Acceptance, wanting to be liked and to fit in.......that is normal isn't it........ no one likes the feeling of rejection or feeling that someone does not like us or does not understand the real us. But it happens, there are going to be people that we do not mesh with, people that rub us the wrong way. We want the acceptance, the belonging, the understanding..... but we do not always get it.
My mind is full of thoughts the past few days and I may ramble more than ever today.
Blair had roommate issues this past week and ended up changing dorms and roommates. It is all going to work out for her and she is excited. The whole situation has made me think of many things. The above-- on fitting in. Thoughts of how do we deal with conflict, how do we approach difficult situations, how do we handle our emotions, how do we learn to get along, what am I teaching my kids, what attributes am I modeling for them, what examples am I providing.

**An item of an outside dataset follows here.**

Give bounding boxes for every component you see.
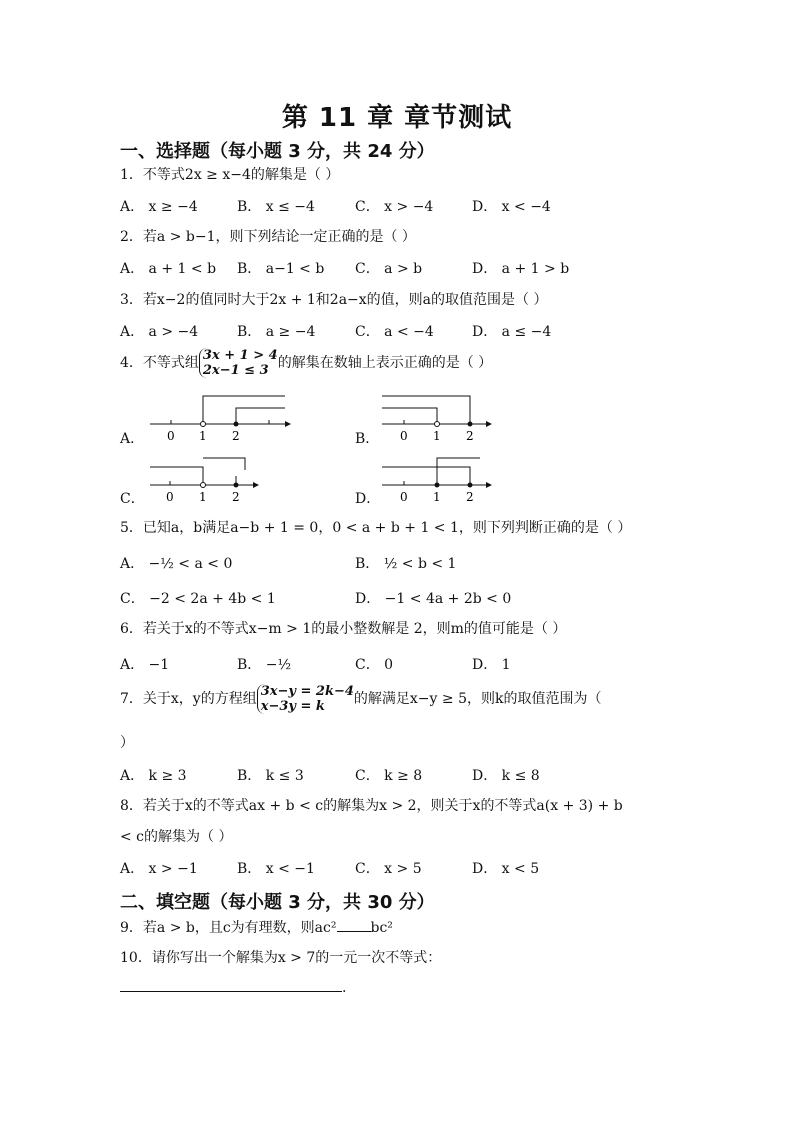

College is more than just acquiring a four year educational degree. It is an experience and an opportunity to learn many things. It is a place to learn, a place to grow up, a place to try to new things, make independent decisions, a place to make new friends and develop lifelong friendships. A place to develop coping skills, a place to learn to handle conflict, to overcome fears, to learn to live alone, a place to put morals and beliefs to the test, to learn disappointment, to learn to love, to be passionate....... I could go on and on and on. These kids are learning so much more than how to study and I needed to be reminded of this. As a parent, it can be tough to try and respect their decisions. Tough to be able to help guide them in the right direction while at the same time allowing them the freedom to make their own way.

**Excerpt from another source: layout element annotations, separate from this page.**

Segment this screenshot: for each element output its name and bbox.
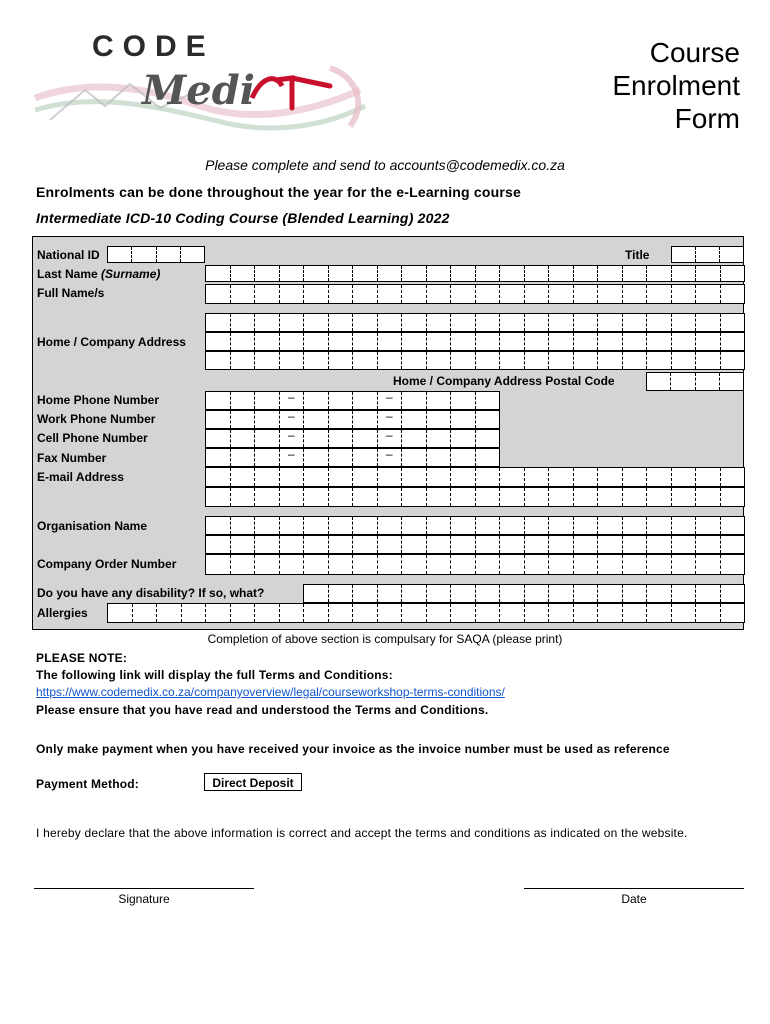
signature-line[interactable] — [34, 888, 254, 889]
national-id-label: National ID — [37, 248, 100, 262]
address-label: Home / Company Address — [37, 335, 186, 349]
allergies-input[interactable] — [107, 603, 745, 623]
home-phone-label: Home Phone Number — [37, 393, 160, 407]
last-name-label: Last Name (Surname) — [37, 267, 161, 281]
organisation-line-2[interactable] — [205, 535, 745, 554]
logo-graphic — [30, 28, 370, 156]
terms-link[interactable]: https://www.codemedix.co.za/companyoverview/legal/courseworkshop-terms-conditions/ — [36, 685, 505, 699]
terms-read-note: Please ensure that you have read and understood the Terms and Conditions. — [36, 703, 489, 717]
enrolment-heading: Enrolments can be done throughout the year for the e-Learning course — [36, 184, 521, 200]
codemedix-logo — [30, 28, 370, 156]
last-name-input[interactable] — [205, 265, 745, 282]
please-note-title: PLEASE NOTE: — [36, 651, 128, 665]
disability-label: Do you have any disability? If so, what? — [37, 586, 265, 600]
address-line-3[interactable] — [205, 351, 745, 370]
cell-phone-label: Cell Phone Number — [37, 431, 148, 445]
home-phone-input[interactable] — [205, 391, 500, 410]
logo-medi-text: Medi — [142, 67, 255, 114]
email-line-1[interactable] — [205, 467, 745, 487]
payment-note: Only make payment when you have received your invoice as the invoice number must be used as reference — [36, 742, 670, 756]
fax-input[interactable] — [205, 448, 500, 467]
compulsory-note: Completion of above section is compulsary for SAQA (please print) — [207, 632, 563, 646]
order-number-label: Company Order Number — [37, 557, 177, 571]
payment-method-label: Payment Method: — [36, 777, 140, 791]
title-line-3: Form — [674, 103, 740, 134]
payment-method-value[interactable]: Direct Deposit — [204, 773, 302, 791]
full-names-label: Full Name/s — [37, 286, 105, 300]
date-label: Date — [621, 892, 647, 906]
title-line-1: Course — [649, 37, 740, 68]
organisation-label: Organisation Name — [37, 519, 148, 533]
terms-link-intro: The following link will display the full Terms and Conditions: — [36, 668, 393, 682]
course-heading: Intermediate ICD-10 Coding Course (Blended Learning) 2022 — [36, 210, 450, 226]
work-phone-input[interactable] — [205, 410, 500, 429]
enrolment-form — [32, 236, 744, 630]
form-title — [612, 36, 740, 135]
declaration-text: I hereby declare that the above information is correct and accept the terms and conditions as indicated on the website. — [36, 826, 688, 840]
organisation-line-1[interactable] — [205, 516, 745, 535]
allergies-label: Allergies — [37, 606, 88, 620]
postal-code-input[interactable] — [646, 372, 744, 391]
cell-phone-input[interactable] — [205, 429, 500, 448]
signature-label: Signature — [118, 892, 170, 906]
full-names-input[interactable] — [205, 284, 745, 304]
address-line-2[interactable] — [205, 332, 745, 351]
address-line-1[interactable] — [205, 313, 745, 332]
work-phone-label: Work Phone Number — [37, 412, 156, 426]
title-input[interactable] — [671, 246, 744, 263]
email-line-2[interactable] — [205, 487, 745, 507]
postal-code-label: Home / Company Address Postal Code — [393, 374, 615, 388]
date-line[interactable] — [524, 888, 744, 889]
order-number-input[interactable] — [205, 554, 745, 575]
title-line-2: Enrolment — [612, 70, 740, 101]
title-label: Title — [625, 248, 650, 262]
national-id-input[interactable] — [107, 246, 205, 263]
intro-text: Please complete and send to accounts@codemedix.co.za — [205, 157, 565, 173]
logo-code-text: CODE — [92, 30, 215, 63]
email-label: E-mail Address — [37, 470, 124, 484]
disability-input[interactable] — [303, 584, 745, 603]
fax-label: Fax Number — [37, 451, 107, 465]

Anyway..... I told you I would ramble. Mom and I went to see Blair yesterday and she was more stressed than she had let on. No telling what has been said during this process that is not the truth and this has upset Blair. She may not have handled herself as well as she could have or should have. I know she did not say things she wanted to and she held back and I know she said things she should not have said and did not hold back. But it is ok, she is learning and growing up, making her own way, charting her course.
So as I have rambled and given all these hodge podge thoughts, you have read all of this and thought what is Brigitte thinking. Anyway..... I told you..... lots of thoughts and lots of rambling. Being a mom is not easy.